Author: Adrian F. Rossignolo; Meryem Duygun Fethi; Mohamed Shaban

 

Addresses:
School of Management, University of Leicester, Leicester LE1 7RH, UK.
School of Management, University of Leicester, Leicester LE1 7RH, UK.
School of Management, University of Leicester, Leicester LE1 7RH, UK

 

Journal: Int. J. of Banking, Accounting and Finance, 2012 Vol.4, No.2, pp.94 - 134

 

Abstract: Current directives issued by the Basel Committee have established value-at-risk (VaR) as the standard measure to quantify market risk. In view of the wide range of applications and regulatory requirements, the development of accurate techniques becomes a topic of prime importance. VaR should protect market participants against sudden jerks in financial markets. While most models achieve that purpose for common everyday movements, they fail to account for unexpected crises. Extreme value theory (EVT) provides a method to estimate VaR at high quantiles of the distribution focusing on unusual circumstances. This paper employs EVT to calculate VaR for ten stock market indices belonging to developed and emerging markets in two different ways: unconditional EVT on raw returns and conditional EVT through quasi-maximum likelihood.
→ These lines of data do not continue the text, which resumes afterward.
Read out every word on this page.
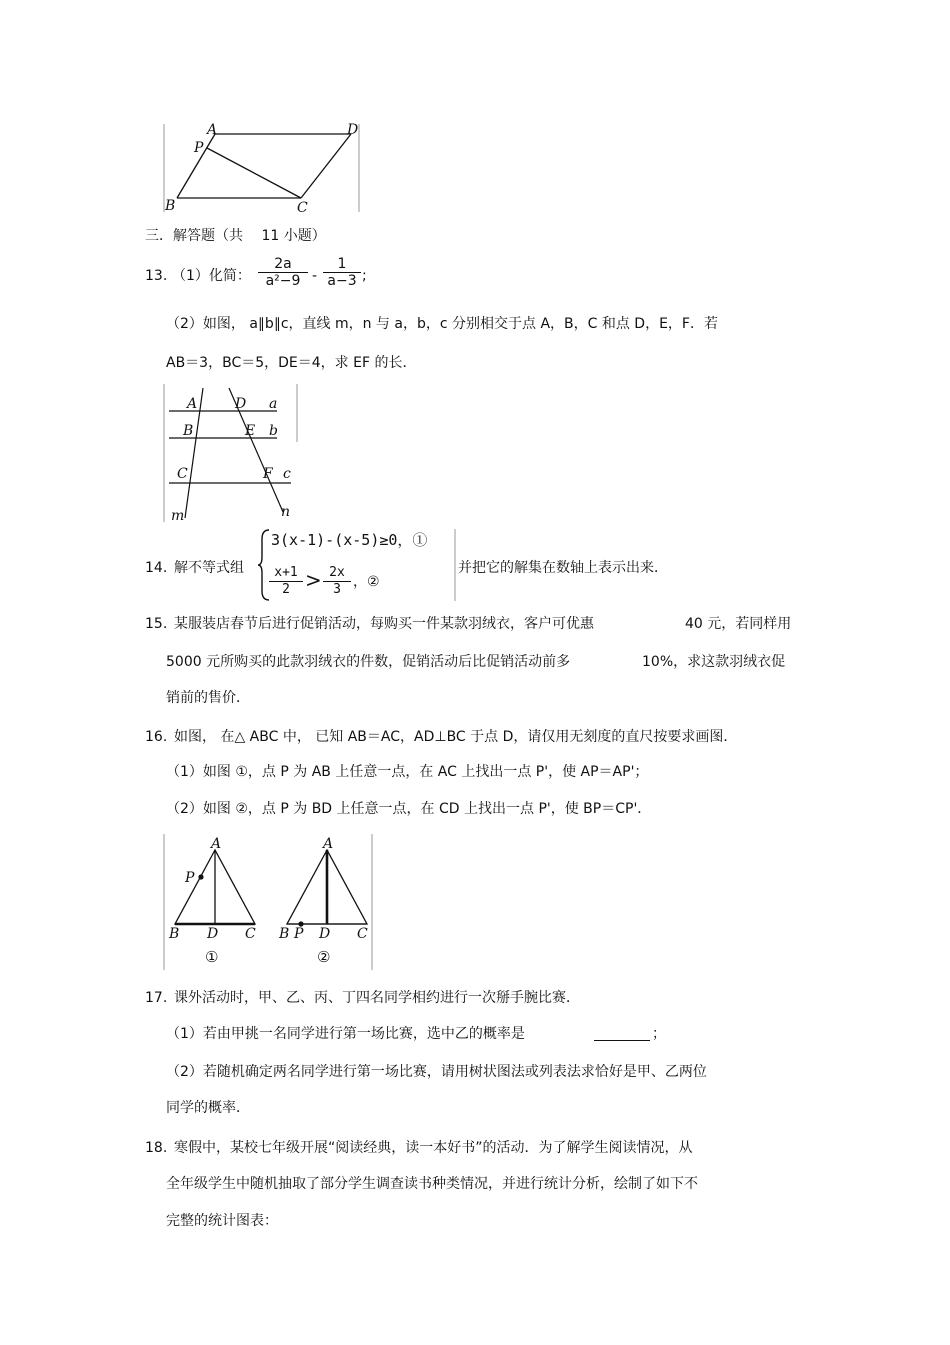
A	D
P
B	C
三．解答题（共　 11 小题）
13. （1）化简： $\frac{2a}{\text{a²−9}} - \frac{1}{a-3}$ ;
（2）如图， a∥b∥c，直线 m，n 与 a，b，c 分别相交于点 A，B，C 和点 D，E，F．若
AB＝3，BC＝5，DE＝4，求 EF 的长．
A	D a
B	E b
C	F c
m	n
14. 解不等式组
3(x-1)-(x-5)≥0，①
$\frac{x+1}{2} > \frac{2x}{3}$ ，②
并把它的解集在数轴上表示出来．
15. 某服装店春节后进行促销活动，每购买一件某款羽绒衣，客户可优惠	40 元，若同样用
5000 元所购买的此款羽绒衣的件数，促销活动后比促销活动前多	10%，求这款羽绒衣促
销前的售价．
16. 如图， 在△ ABC 中， 已知 AB＝AC，AD⊥BC 于点 D，请仅用无刻度的直尺按要求画图．
（1）如图 ①，点 P 为 AB 上任意一点，在 AC 上找出一点 P'，使 AP＝AP'；
（2）如图 ②，点 P 为 BD 上任意一点，在 CD 上找出一点 P'，使 BP＝CP'．
A
P
B D C
①
A
B P D C
②
17. 课外活动时，甲、乙、丙、丁四名同学相约进行一次掰手腕比赛．
（1）若由甲挑一名同学进行第一场比赛，选中乙的概率是	；
（2）若随机确定两名同学进行第一场比赛，请用树状图法或列表法求恰好是甲、乙两位
同学的概率．
18. 寒假中，某校七年级开展“阅读经典，读一本好书”的活动．为了解学生阅读情况，从
全年级学生中随机抽取了部分学生调查读书种类情况，并进行统计分析，绘制了如下不
完整的统计图表：
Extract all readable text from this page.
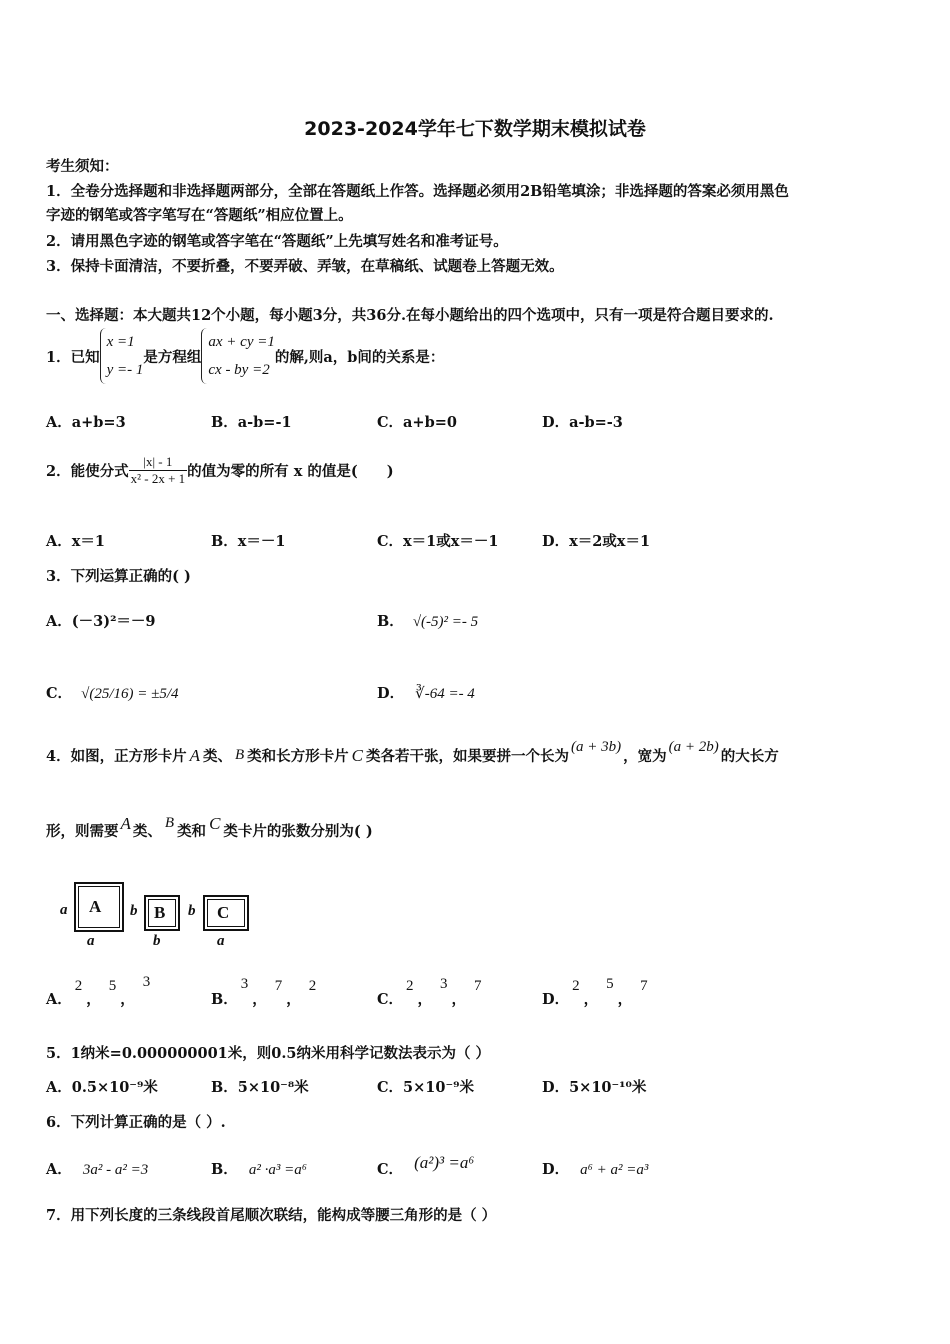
2023-2024学年七下数学期末模拟试卷
考生须知：
1．全卷分选择题和非选择题两部分，全部在答题纸上作答。选择题必须用2B铅笔填涂；非选择题的答案必须用黑色
字迹的钢笔或答字笔写在“答题纸”相应位置上。
2．请用黑色字迹的钢笔或答字笔在“答题纸”上先填写姓名和准考证号。
3．保持卡面清洁，不要折叠，不要弄破、弄皱，在草稿纸、试题卷上答题无效。
一、选择题：本大题共12个小题，每小题3分，共36分.在每小题给出的四个选项中，只有一项是符合题目要求的.
1．已知
x =1
y =- 1
是方程组
ax + cy =1
cx - by =2
的解,则a，b间的关系是：
A．a+b=3	B．a-b=-1	C．a+b=0	D．a-b=-3
2．能使分式 $\frac{|x| - 1}{\text{x² - 2x + 1}}$ 的值为零的所有 x 的值是(　　)
A．x＝1	B．x＝－1	C．x＝1或x＝－1	D．x＝2或x＝1
3．下列运算正确的( )
A．(－3)²＝－9	B． √(-5)² =- 5
C． √(25/16) = ±5/4	D． ∛-64 =- 4
4．如图，正方形卡片 A 类、 B 类和长方形卡片 C 类各若干张，如果要拼一个长为
(a + 3b)
，宽为
(a + 2b)
的大长方
形，则需要 A 类、 B 类和 C 类卡片的张数分别为( )
a A
a
b B
b
b C
a
A．
2
，
5
，
3
B．
3
，
7
，
2
C．
2
，
3
，
7
D．
2
，
5
，
7
5．1纳米=0.000000001米，则0.5纳米用科学记数法表示为（ ）
A．0.5×10⁻⁹米	B．5×10⁻⁸米	C．5×10⁻⁹米	D．5×10⁻¹⁰米
6．下列计算正确的是（ ）.
A． 3a² - a² =3	B． a² ·a³ =a⁶	C． (a²)³ =a⁶	D． a⁶ + a² =a³
7．用下列长度的三条线段首尾顺次联结，能构成等腰三角形的是（ ）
The performance of EVT representations during the 2008 turmoil reveals that this methodology could have helped institutions to avoid huge losses arising from market disasters. A simple exercise on the constitution of Regulatory Capital illustrates the advantages of EVT.

 

Keywords: value-at-risk; VaR; historical simulation; financial crisis; extreme value theory; EVT; general autoregressive conditional heteroskedastic; GARCH; market risks; stock markets; financial markets.